I'm missing something here...

Terry Reedy tjreedy at udel.edu
Mon Jan 11 19:36:26 EST 2016


On 1/11/2016 6:26 PM, Skip Montanaro wrote:
> Here's a dumb little bit of code, adapted from a slightly larger script:
>
> #!/usr/bin/env python
>
> "dummy"
>
> import glob
> import os
>
> def compare_prices(*_args):
>      "dummy"
>      return set()
>
> def find_problems(cx1, cx2, cx3, prob_dates):
>      "dummy"
>      for fff in sorted(glob.glob("/path/to/*.nrm")):
>          sym = os.path.splitext(os.path.basename(fff))[0]
>          prob_dates |= compare_prices("E:%s"%sym, cx1, cx2, cx3)
>
> When I run pylint against it, it complains:
>
> junk.py:10: [W0613(unused-argument), find_problems] Unused argument 'prob_dates'
>
> I must be misunderstanding something about the |= operator as applied
> to sets.

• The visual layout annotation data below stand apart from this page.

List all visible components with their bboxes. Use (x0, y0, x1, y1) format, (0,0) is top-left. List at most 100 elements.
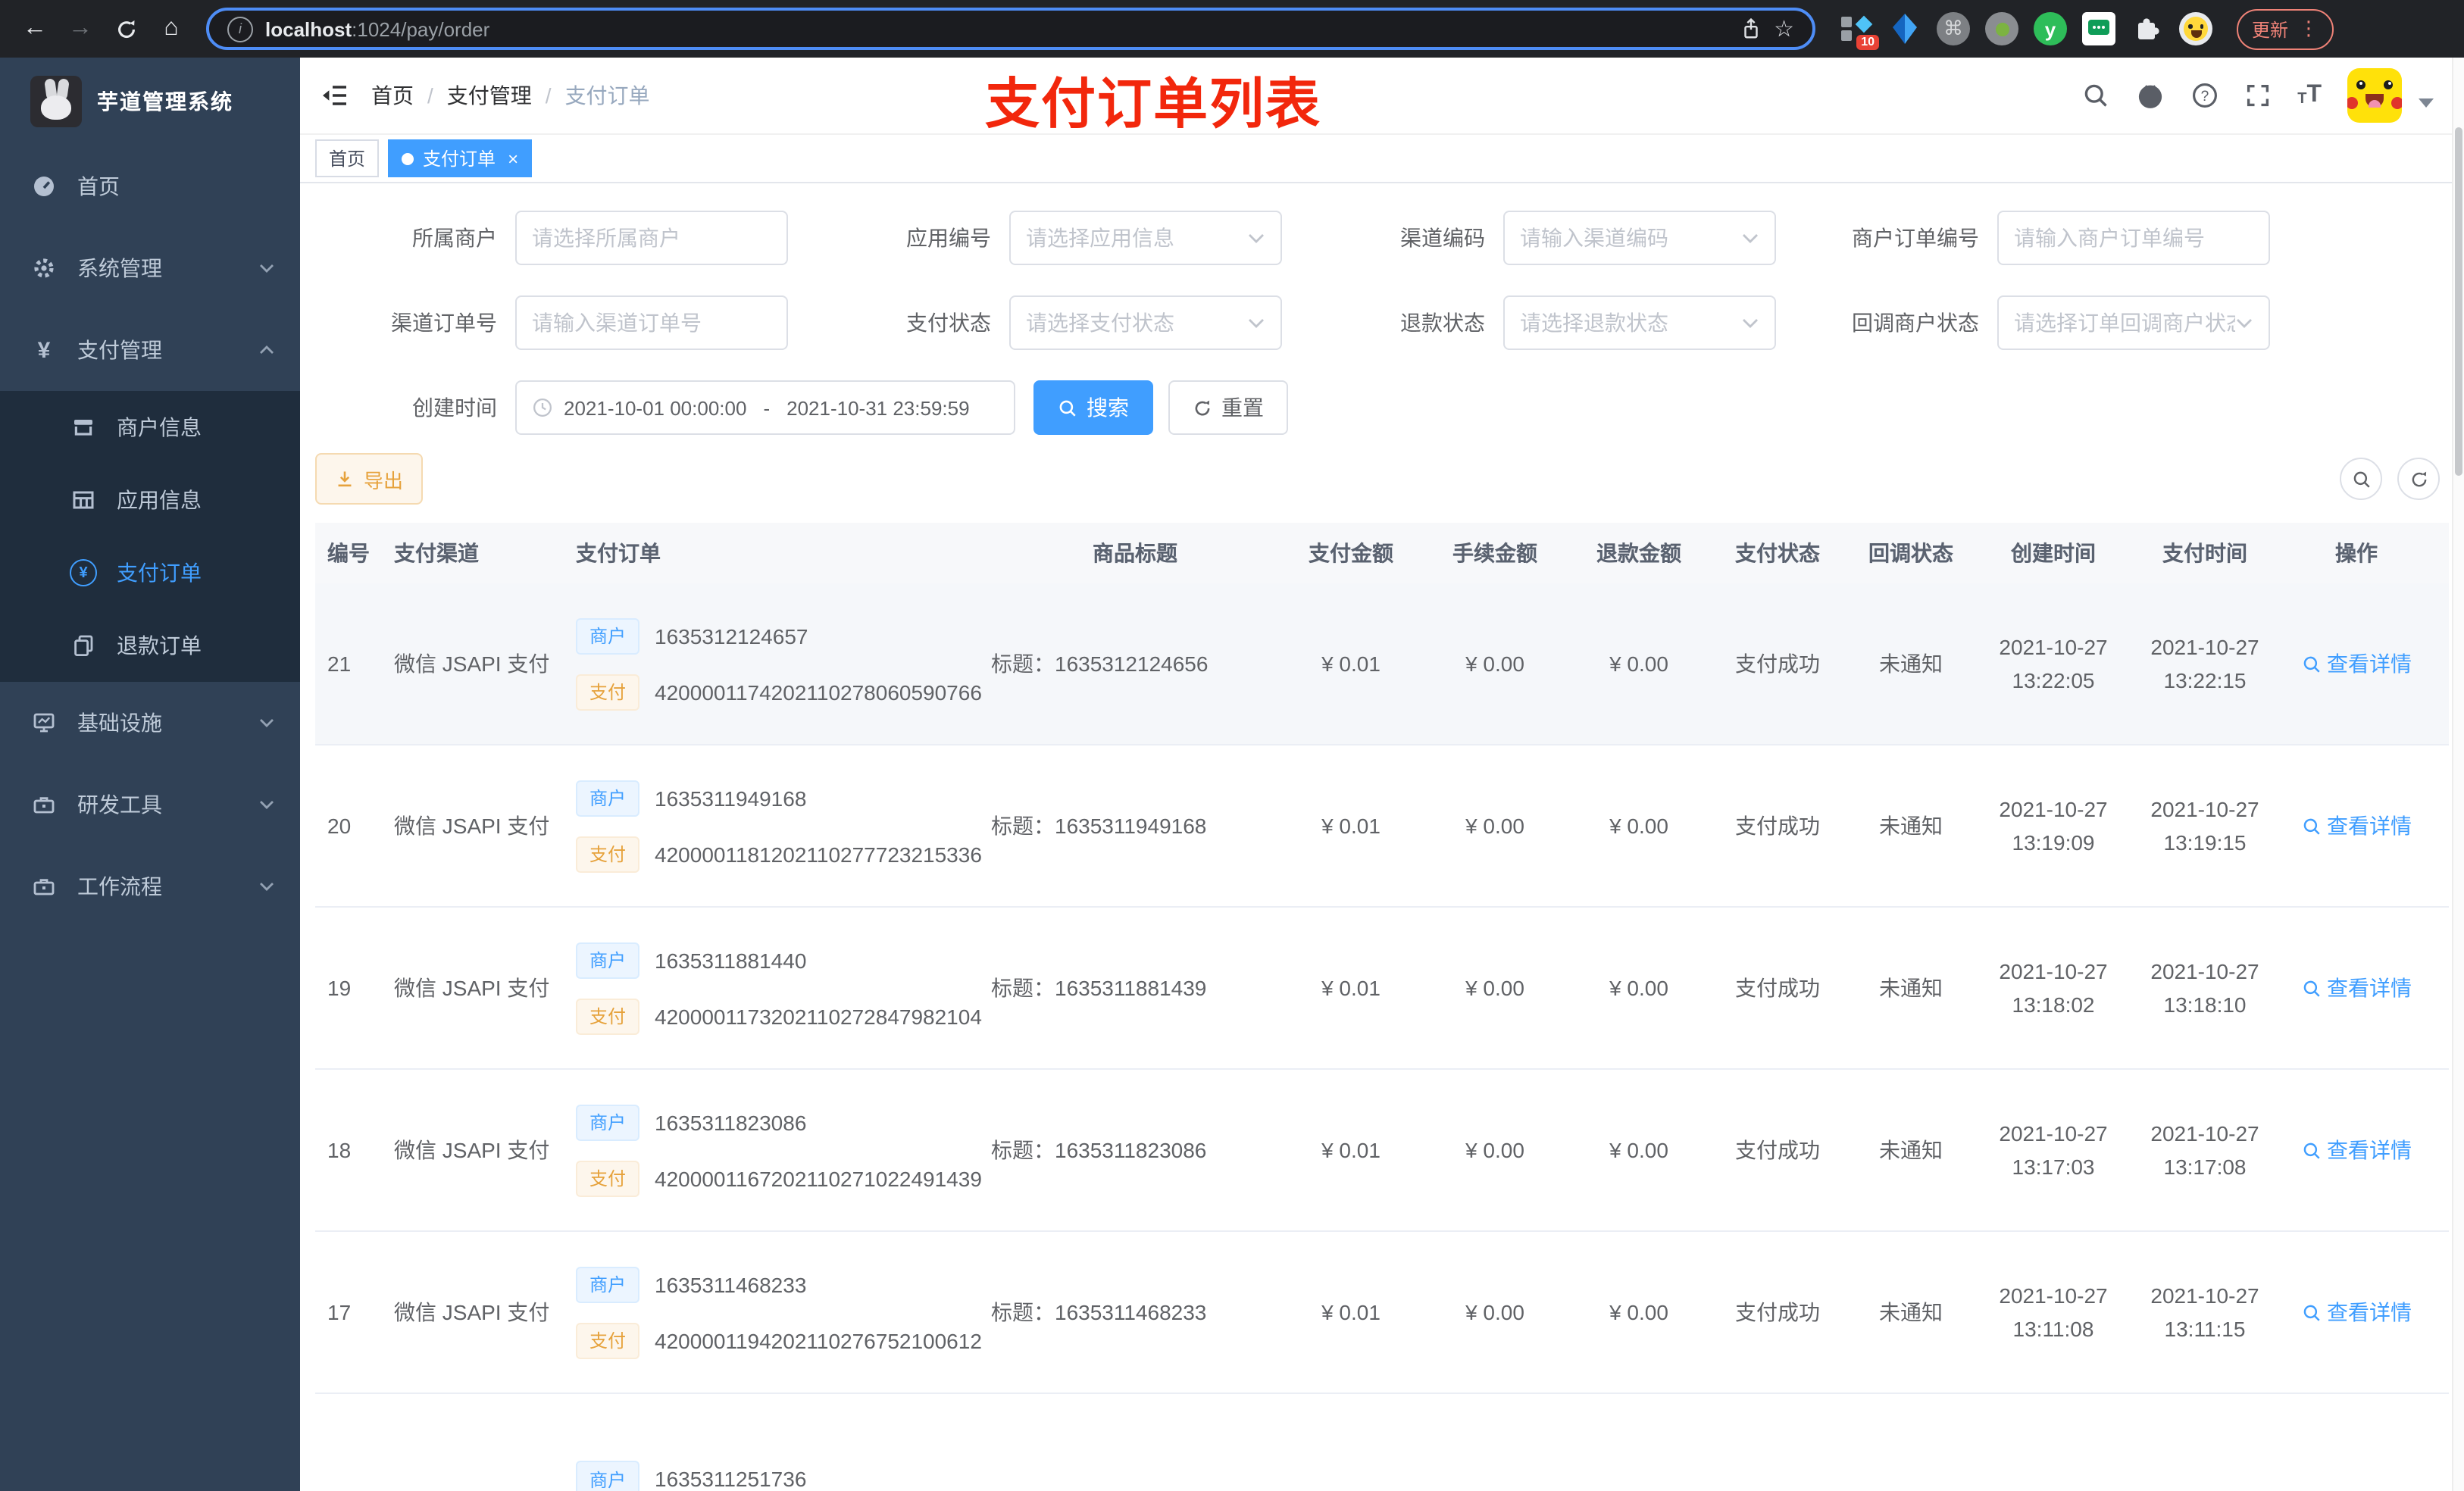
sidebar-item-refund-order[interactable]: 退款订单 (0, 609, 300, 682)
sidebar-logo[interactable]: 芋道管理系统 (0, 58, 300, 145)
app-title: 芋道管理系统 (97, 89, 233, 114)
sidebar-item-label: 支付订单 (117, 561, 202, 585)
pay-status-select[interactable]: 请选择支付状态 (1009, 295, 1282, 350)
col-pay-order: 支付订单 (576, 541, 661, 565)
sidebar-item-payment[interactable]: ¥ 支付管理 (0, 309, 300, 391)
search-icon (2303, 980, 2319, 996)
sidebar-item-app-info[interactable]: 应用信息 (0, 464, 300, 536)
table-settings (2340, 458, 2449, 500)
browser-profile-avatar[interactable] (2179, 12, 2212, 45)
notify-status-select[interactable]: 请选择订单回调商户状态 (1997, 295, 2270, 350)
site-info-icon[interactable]: i (227, 16, 253, 42)
cell-amount: ¥ 0.01 (1321, 1138, 1381, 1162)
browser-update-button[interactable]: 更新 ⋮ (2237, 8, 2334, 49)
app-select[interactable]: 请选择应用信息 (1009, 211, 1282, 265)
browser-forward-button[interactable]: → (61, 9, 100, 48)
search-button[interactable]: 搜索 (1033, 380, 1153, 435)
filter-channel-order-no: 渠道订单号 请输入渠道订单号 (315, 295, 788, 350)
sidebar: 芋道管理系统 首页 系统管理 ¥ 支付管理 商户信息 应用信息 ¥ 支付订单 退… (0, 58, 300, 1491)
extension-yudao-icon[interactable]: y (2034, 12, 2067, 45)
cell-fee: ¥ 0.00 (1465, 1300, 1524, 1324)
sidebar-collapse-button[interactable] (321, 83, 349, 108)
view-detail-link[interactable]: 查看详情 (2301, 1297, 2412, 1327)
view-detail-link[interactable]: 查看详情 (2301, 1135, 2412, 1165)
view-detail-link[interactable]: 查看详情 (2301, 811, 2412, 841)
browser-toolbar: ← → ⌂ i localhost:1024/pay/order ☆ 10 ⌘ … (0, 0, 2464, 58)
breadcrumb-separator: / (427, 83, 433, 108)
sidebar-item-merchant-info[interactable]: 商户信息 (0, 391, 300, 464)
tag-pay-order[interactable]: 支付订单 × (388, 139, 533, 177)
extension-tabs-icon[interactable]: 10 (1840, 12, 1879, 50)
col-pay-time: 支付时间 (2162, 541, 2247, 565)
search-icon (2303, 817, 2319, 834)
tag-home[interactable]: 首页 (315, 139, 380, 177)
page-scrollbar[interactable] (2452, 58, 2464, 1491)
filter-row-3: 创建时间 2021-10-01 00:00:00 - 2021-10-31 23… (315, 380, 2449, 435)
sidebar-item-home[interactable]: 首页 (0, 145, 300, 227)
extension-chat-icon[interactable] (2082, 12, 2115, 45)
address-bar[interactable]: i localhost:1024/pay/order ☆ (206, 8, 1815, 50)
create-time-range-picker[interactable]: 2021-10-01 00:00:00 - 2021-10-31 23:59:5… (515, 380, 1015, 435)
tags-view: 首页 支付订单 × (300, 135, 2464, 183)
share-icon (1743, 17, 1757, 39)
channel-code-select[interactable]: 请输入渠道编码 (1503, 211, 1776, 265)
browser-reload-button[interactable] (106, 9, 145, 48)
browser-home-button[interactable]: ⌂ (152, 9, 191, 48)
extension-dot-icon[interactable] (1985, 12, 2018, 45)
refund-status-select[interactable]: 请选择退款状态 (1503, 295, 1776, 350)
cell-pay-order: 商户 1635312124657 支付 4200001174202110278060… (564, 583, 991, 744)
avatar-dropdown-caret[interactable] (2419, 98, 2434, 108)
cell-status: 支付成功 (1735, 814, 1820, 838)
breadcrumb-home[interactable]: 首页 (371, 80, 414, 111)
close-icon[interactable]: × (508, 148, 518, 169)
cell-status: 支付成功 (1735, 976, 1820, 1000)
search-icon (1059, 399, 1076, 416)
extension-kite-icon[interactable] (1888, 12, 1921, 45)
sidebar-item-pay-order[interactable]: ¥ 支付订单 (0, 536, 300, 609)
puzzle-extensions-icon[interactable] (2131, 12, 2164, 45)
briefcase-icon (30, 792, 58, 817)
export-button[interactable]: 导出 (315, 453, 424, 505)
merchant-tag: 商户 (576, 1266, 640, 1302)
cell-amount: ¥ 0.01 (1321, 814, 1381, 838)
merchant-order-no-input[interactable]: 请输入商户订单编号 (1997, 211, 2270, 265)
sidebar-item-dev-tools[interactable]: 研发工具 (0, 764, 300, 846)
field-label: 支付状态 (906, 311, 991, 335)
fullscreen-button[interactable] (2244, 82, 2272, 109)
cell-notify: 未通知 (1879, 814, 1943, 838)
view-detail-link[interactable]: 查看详情 (2301, 649, 2412, 679)
sidebar-item-label: 退款订单 (117, 633, 202, 658)
channel-order-no-input[interactable]: 请输入渠道订单号 (515, 295, 788, 350)
extension-command-icon[interactable]: ⌘ (1937, 12, 1970, 45)
cell-create-time: 2021-10-27 13:19:09 (1999, 797, 2108, 855)
toggle-search-button[interactable] (2340, 458, 2382, 500)
sidebar-item-workflow[interactable]: 工作流程 (0, 846, 300, 927)
github-link[interactable] (2135, 80, 2165, 111)
breadcrumb-payment[interactable]: 支付管理 (447, 80, 532, 111)
view-detail-link[interactable]: 查看详情 (2301, 973, 2412, 1003)
cell-notify: 未通知 (1879, 1300, 1943, 1324)
sidebar-item-label: 研发工具 (77, 792, 162, 817)
merchant-tag: 商户 (576, 617, 640, 654)
sidebar-item-system[interactable]: 系统管理 (0, 227, 300, 309)
header-search-button[interactable] (2082, 82, 2109, 109)
cell-title: 标题： 1635311823086 (991, 1138, 1207, 1162)
merchant-select[interactable]: 请选择所属商户 (515, 211, 788, 265)
sidebar-item-label: 支付管理 (77, 338, 162, 362)
browser-back-button[interactable]: ← (15, 9, 55, 48)
cell-title: 标题： 1635311468233 (991, 1300, 1207, 1324)
share-button[interactable] (1739, 17, 1762, 41)
cell-id: 20 (327, 814, 352, 838)
cell-create-time: 2021-10-27 13:11:08 (1999, 1283, 2108, 1341)
merchant-order-no: 1635311251736 (655, 1467, 807, 1491)
font-size-button[interactable]: TT (2297, 83, 2322, 108)
sidebar-item-infrastructure[interactable]: 基础设施 (0, 682, 300, 764)
refresh-table-button[interactable] (2397, 458, 2440, 500)
scrollbar-thumb[interactable] (2455, 127, 2462, 476)
bookmark-star-button[interactable]: ☆ (1774, 15, 1794, 42)
reset-button[interactable]: 重置 (1168, 380, 1288, 435)
help-button[interactable]: ? (2191, 82, 2219, 109)
user-avatar[interactable] (2347, 68, 2402, 123)
field-label: 渠道订单号 (391, 311, 497, 335)
breadcrumb-separator: / (545, 83, 552, 108)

If I read the docs correctly, s1 |= s2 is equivalent to
> s1.update(s2). A dumb "test" at the prompt suggests that's true:
>
>>>> s1 = set("abc")
>>>> s2 = set("cde")
>>>> s1 | s2
> set(['a', 'c', 'b', 'e', 'd'])
>>>> s1 |= s2
>>>> s1
> set(['a', 'c', 'b', 'e', 'd'])
>>>> s1 = set("abc")
>>>> s1.update(s2)
>>>> s1
> set(['a', 'c', 'b', 'e', 'd'])
>
> If I change the last line of find_problems to call
> prob_dates.update(), the message disappears. Why is pylint (1.4.2 BTW)
> complaining that the prob_dates argument of find_problems is unused
> when I use the |= operator?

A bug in pylint. It should treat both cases the same.